Mr. Adams received three awards of the NASA Public Service Medal -- for his work on the solid rocket booster, the Viking Mars Lander and the Skylab programs. In 1988, he was elected to the National Academy of Engineering, the profession's highest honor.

"He was a very modest man, a very humble man; he was a silent philanthropist," said one of his daughters, Teresa Hayes of Collegeville, Pa.

He was born in Pemberton, Minn., and graduated from the University of Minnesota. He joined Martin Marietta in 1948 and worked his way up the corporate ladder, developing expertise in propulsion, materials structures and dynamics, safety and reliability and systems effectiveness.

Mr. Adams became chief operating officer and president of Martin Marietta in 1983, and he held those positions for three years until he retired. He served on the corporate board for five more years. (Martin Marietta is now part of Lockheed Martin.)
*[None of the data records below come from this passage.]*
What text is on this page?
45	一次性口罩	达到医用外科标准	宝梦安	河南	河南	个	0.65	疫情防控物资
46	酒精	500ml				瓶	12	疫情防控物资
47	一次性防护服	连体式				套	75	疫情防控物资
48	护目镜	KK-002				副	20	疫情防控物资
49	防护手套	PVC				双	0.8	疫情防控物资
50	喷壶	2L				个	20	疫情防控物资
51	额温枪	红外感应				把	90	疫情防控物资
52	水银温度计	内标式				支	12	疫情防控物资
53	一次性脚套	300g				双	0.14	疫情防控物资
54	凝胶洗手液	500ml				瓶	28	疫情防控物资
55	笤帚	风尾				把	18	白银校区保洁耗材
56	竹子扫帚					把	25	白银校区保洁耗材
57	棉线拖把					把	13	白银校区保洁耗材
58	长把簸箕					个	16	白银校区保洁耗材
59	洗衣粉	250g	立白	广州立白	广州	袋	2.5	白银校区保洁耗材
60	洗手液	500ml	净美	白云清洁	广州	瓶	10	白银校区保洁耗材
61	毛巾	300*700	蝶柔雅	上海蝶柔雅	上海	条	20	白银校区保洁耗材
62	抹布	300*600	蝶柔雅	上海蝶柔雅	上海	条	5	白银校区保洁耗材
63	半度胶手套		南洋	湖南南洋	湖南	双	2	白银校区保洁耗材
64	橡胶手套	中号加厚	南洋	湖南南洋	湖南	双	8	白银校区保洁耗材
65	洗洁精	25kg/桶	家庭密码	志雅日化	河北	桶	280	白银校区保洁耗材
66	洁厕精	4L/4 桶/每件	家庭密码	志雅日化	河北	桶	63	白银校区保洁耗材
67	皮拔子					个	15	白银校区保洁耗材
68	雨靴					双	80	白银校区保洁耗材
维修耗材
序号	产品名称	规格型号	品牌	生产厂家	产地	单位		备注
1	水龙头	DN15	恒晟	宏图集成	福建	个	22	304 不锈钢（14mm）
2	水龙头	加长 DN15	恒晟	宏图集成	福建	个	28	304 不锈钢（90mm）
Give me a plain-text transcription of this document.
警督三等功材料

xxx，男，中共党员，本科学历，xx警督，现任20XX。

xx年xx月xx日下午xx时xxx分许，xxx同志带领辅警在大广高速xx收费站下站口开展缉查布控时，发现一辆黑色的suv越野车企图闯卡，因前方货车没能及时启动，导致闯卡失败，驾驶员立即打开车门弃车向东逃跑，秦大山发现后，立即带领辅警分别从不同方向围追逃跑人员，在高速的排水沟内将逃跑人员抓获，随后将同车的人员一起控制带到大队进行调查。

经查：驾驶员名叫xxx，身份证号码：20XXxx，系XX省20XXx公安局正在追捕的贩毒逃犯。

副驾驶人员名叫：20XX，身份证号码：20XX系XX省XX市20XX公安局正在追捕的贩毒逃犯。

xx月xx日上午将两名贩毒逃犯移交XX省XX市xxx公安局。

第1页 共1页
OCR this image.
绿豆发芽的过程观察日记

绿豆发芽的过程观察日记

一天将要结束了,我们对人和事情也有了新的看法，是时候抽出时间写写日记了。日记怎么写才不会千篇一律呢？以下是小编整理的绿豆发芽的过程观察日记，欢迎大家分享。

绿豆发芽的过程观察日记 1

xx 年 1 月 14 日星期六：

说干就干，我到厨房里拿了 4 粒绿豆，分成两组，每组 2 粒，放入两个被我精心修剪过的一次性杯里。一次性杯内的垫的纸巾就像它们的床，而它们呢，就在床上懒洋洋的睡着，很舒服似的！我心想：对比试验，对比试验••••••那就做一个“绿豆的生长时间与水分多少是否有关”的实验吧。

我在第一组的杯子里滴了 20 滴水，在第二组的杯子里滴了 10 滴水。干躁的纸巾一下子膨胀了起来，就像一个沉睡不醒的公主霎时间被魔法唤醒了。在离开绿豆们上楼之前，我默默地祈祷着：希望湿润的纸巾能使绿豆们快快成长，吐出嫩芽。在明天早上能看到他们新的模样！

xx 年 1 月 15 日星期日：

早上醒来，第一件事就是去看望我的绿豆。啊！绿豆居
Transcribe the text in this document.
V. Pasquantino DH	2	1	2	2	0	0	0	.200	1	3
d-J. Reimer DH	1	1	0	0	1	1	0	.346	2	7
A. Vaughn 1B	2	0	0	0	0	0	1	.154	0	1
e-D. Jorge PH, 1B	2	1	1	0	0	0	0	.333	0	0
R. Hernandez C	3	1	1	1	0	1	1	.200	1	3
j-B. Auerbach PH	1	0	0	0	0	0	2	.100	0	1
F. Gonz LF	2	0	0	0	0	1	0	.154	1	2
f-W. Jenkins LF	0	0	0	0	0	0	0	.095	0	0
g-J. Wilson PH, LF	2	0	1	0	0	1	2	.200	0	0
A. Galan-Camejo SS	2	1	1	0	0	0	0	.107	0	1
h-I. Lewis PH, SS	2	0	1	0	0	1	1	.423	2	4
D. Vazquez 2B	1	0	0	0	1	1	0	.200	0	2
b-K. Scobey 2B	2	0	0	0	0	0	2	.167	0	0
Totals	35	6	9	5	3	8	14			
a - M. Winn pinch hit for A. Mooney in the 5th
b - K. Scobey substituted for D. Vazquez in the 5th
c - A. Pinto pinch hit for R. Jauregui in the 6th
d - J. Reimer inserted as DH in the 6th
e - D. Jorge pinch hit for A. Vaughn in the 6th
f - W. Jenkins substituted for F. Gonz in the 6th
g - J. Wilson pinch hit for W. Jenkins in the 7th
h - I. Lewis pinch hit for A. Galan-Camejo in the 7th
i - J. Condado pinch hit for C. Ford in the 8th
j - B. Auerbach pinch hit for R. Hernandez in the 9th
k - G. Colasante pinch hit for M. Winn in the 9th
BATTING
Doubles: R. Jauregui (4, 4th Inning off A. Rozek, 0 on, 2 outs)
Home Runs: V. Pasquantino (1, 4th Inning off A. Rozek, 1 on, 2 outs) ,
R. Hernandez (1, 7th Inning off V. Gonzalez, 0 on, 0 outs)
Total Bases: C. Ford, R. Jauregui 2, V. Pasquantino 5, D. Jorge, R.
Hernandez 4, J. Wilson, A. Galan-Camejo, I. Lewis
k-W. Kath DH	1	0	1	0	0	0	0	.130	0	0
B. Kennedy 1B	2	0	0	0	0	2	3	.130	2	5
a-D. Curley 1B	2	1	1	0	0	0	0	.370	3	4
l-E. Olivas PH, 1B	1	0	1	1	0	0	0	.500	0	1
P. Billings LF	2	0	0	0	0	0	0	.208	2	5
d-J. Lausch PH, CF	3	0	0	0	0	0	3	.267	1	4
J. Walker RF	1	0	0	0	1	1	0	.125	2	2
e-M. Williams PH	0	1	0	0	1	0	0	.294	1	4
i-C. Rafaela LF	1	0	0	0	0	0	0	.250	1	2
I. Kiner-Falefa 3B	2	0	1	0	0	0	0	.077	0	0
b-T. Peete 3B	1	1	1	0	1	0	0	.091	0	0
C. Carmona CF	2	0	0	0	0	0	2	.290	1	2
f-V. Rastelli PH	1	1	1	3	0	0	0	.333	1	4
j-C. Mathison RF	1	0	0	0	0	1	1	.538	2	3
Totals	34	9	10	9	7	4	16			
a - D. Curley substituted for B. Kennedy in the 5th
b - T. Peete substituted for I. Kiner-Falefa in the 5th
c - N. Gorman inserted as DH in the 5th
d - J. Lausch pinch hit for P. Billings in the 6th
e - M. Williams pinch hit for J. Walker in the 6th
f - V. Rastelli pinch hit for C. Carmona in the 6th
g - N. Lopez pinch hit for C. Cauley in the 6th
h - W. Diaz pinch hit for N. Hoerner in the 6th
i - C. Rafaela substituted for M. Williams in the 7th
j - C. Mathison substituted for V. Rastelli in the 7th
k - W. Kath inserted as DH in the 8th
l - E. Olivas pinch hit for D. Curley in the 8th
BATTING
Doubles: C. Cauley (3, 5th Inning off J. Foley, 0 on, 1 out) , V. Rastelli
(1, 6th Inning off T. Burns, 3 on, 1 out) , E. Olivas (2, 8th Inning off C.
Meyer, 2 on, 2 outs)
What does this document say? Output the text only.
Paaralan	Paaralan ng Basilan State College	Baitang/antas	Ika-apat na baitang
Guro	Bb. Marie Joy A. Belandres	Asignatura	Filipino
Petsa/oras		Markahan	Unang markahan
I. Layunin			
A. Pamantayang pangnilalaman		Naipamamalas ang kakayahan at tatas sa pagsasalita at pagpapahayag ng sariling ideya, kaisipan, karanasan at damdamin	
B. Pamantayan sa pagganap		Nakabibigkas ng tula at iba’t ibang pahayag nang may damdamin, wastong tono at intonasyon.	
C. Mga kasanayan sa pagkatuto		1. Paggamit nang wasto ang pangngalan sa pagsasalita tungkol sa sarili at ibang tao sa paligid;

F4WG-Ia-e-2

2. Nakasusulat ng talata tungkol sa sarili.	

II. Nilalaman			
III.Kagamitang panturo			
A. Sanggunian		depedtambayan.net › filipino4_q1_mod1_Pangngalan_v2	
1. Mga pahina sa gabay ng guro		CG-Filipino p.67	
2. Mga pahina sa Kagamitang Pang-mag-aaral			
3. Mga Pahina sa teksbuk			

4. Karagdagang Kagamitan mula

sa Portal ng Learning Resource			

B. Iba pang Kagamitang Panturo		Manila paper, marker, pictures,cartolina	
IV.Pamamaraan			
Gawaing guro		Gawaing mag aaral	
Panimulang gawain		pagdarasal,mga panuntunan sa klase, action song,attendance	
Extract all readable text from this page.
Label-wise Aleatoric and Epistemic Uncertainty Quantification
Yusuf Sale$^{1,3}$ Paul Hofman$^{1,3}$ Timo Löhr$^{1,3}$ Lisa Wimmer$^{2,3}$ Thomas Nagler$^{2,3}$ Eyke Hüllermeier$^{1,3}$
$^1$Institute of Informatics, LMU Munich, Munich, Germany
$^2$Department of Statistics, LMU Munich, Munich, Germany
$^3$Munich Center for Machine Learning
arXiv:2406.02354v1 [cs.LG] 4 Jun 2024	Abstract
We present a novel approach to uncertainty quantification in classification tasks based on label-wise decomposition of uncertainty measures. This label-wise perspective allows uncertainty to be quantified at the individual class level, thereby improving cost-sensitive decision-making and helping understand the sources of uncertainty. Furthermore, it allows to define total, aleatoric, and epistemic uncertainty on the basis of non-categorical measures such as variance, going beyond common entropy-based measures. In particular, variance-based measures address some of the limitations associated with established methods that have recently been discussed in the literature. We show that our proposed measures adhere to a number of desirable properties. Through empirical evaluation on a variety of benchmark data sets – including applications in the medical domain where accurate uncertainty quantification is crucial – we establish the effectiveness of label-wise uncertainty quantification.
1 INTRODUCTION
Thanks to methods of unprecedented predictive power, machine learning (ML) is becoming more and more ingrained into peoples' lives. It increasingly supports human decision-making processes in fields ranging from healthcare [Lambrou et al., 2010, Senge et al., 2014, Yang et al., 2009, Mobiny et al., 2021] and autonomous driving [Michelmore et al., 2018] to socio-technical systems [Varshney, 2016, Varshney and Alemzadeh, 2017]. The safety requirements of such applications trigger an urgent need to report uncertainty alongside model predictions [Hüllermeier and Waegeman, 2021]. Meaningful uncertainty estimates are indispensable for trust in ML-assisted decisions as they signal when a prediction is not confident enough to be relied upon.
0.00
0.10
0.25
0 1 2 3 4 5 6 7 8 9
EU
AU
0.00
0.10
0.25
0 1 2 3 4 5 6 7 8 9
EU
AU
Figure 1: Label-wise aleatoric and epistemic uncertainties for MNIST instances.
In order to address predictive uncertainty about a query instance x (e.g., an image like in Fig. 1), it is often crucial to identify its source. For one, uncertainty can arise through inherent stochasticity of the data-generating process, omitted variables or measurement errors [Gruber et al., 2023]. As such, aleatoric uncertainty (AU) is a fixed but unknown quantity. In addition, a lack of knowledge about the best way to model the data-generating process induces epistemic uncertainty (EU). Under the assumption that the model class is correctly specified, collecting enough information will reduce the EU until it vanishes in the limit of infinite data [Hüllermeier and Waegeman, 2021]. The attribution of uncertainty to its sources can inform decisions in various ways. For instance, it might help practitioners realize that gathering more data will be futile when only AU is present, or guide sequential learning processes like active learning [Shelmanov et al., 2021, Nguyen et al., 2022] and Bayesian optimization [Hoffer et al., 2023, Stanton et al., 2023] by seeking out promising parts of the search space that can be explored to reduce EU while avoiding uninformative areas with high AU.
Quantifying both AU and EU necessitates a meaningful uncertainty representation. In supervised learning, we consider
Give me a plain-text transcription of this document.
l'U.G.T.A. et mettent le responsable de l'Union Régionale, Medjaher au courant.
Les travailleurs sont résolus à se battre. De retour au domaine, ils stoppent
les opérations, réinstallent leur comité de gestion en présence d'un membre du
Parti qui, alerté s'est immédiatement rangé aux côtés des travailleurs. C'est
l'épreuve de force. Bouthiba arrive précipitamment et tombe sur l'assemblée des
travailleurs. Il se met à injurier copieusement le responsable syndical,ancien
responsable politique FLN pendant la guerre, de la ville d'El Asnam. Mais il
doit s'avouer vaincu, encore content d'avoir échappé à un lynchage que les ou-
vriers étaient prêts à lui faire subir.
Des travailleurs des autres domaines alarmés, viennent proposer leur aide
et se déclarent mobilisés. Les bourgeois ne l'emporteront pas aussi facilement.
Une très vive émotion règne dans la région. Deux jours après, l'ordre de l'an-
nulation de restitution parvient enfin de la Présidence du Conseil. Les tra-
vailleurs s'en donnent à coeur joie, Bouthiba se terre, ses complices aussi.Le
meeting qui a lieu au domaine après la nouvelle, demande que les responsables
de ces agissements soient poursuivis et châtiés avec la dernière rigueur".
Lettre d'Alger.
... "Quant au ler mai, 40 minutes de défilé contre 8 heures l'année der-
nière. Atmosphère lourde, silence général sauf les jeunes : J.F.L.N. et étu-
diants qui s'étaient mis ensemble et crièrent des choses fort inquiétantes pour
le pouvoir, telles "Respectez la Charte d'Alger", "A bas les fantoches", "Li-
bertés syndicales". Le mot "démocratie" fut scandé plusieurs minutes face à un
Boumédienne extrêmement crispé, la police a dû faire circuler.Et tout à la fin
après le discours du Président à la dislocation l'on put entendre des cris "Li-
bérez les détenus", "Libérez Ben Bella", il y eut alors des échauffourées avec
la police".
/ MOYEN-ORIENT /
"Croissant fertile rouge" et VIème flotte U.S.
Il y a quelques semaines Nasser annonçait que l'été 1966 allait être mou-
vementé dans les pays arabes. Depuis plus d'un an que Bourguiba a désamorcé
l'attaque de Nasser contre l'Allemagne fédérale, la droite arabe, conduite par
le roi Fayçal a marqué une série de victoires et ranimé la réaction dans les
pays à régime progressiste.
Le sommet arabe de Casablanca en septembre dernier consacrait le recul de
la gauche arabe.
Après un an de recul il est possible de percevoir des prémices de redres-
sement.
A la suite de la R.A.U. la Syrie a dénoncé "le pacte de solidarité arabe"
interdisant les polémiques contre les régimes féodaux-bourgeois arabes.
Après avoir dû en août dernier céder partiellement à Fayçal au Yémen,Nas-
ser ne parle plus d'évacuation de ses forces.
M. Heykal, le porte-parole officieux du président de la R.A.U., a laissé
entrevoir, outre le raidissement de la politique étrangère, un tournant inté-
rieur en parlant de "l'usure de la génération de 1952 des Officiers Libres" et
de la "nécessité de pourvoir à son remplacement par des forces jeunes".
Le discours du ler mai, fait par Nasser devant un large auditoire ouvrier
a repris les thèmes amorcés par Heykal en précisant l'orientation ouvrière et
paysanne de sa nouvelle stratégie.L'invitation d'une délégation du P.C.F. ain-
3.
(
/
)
He was former president of the American Institute of Aeronautics and Astronautics. He was also chairman of the Challenger Center for Space Science Education and served on the board of Maryland's McDaniel College, where he endowed a chair and scholarship for graduate students working in the field of special education.

In addition to his daughter, survivors include his wife of 56 years, Marguerite "Peggy" Adams of Potomac; four other children, Stephen Adams of Aurora, Colo., Michael Adams of Potomac, Mary Louise Sterge of Malvern, Pa., and Susan Adams of Gaithersburg; and seven grandchildren.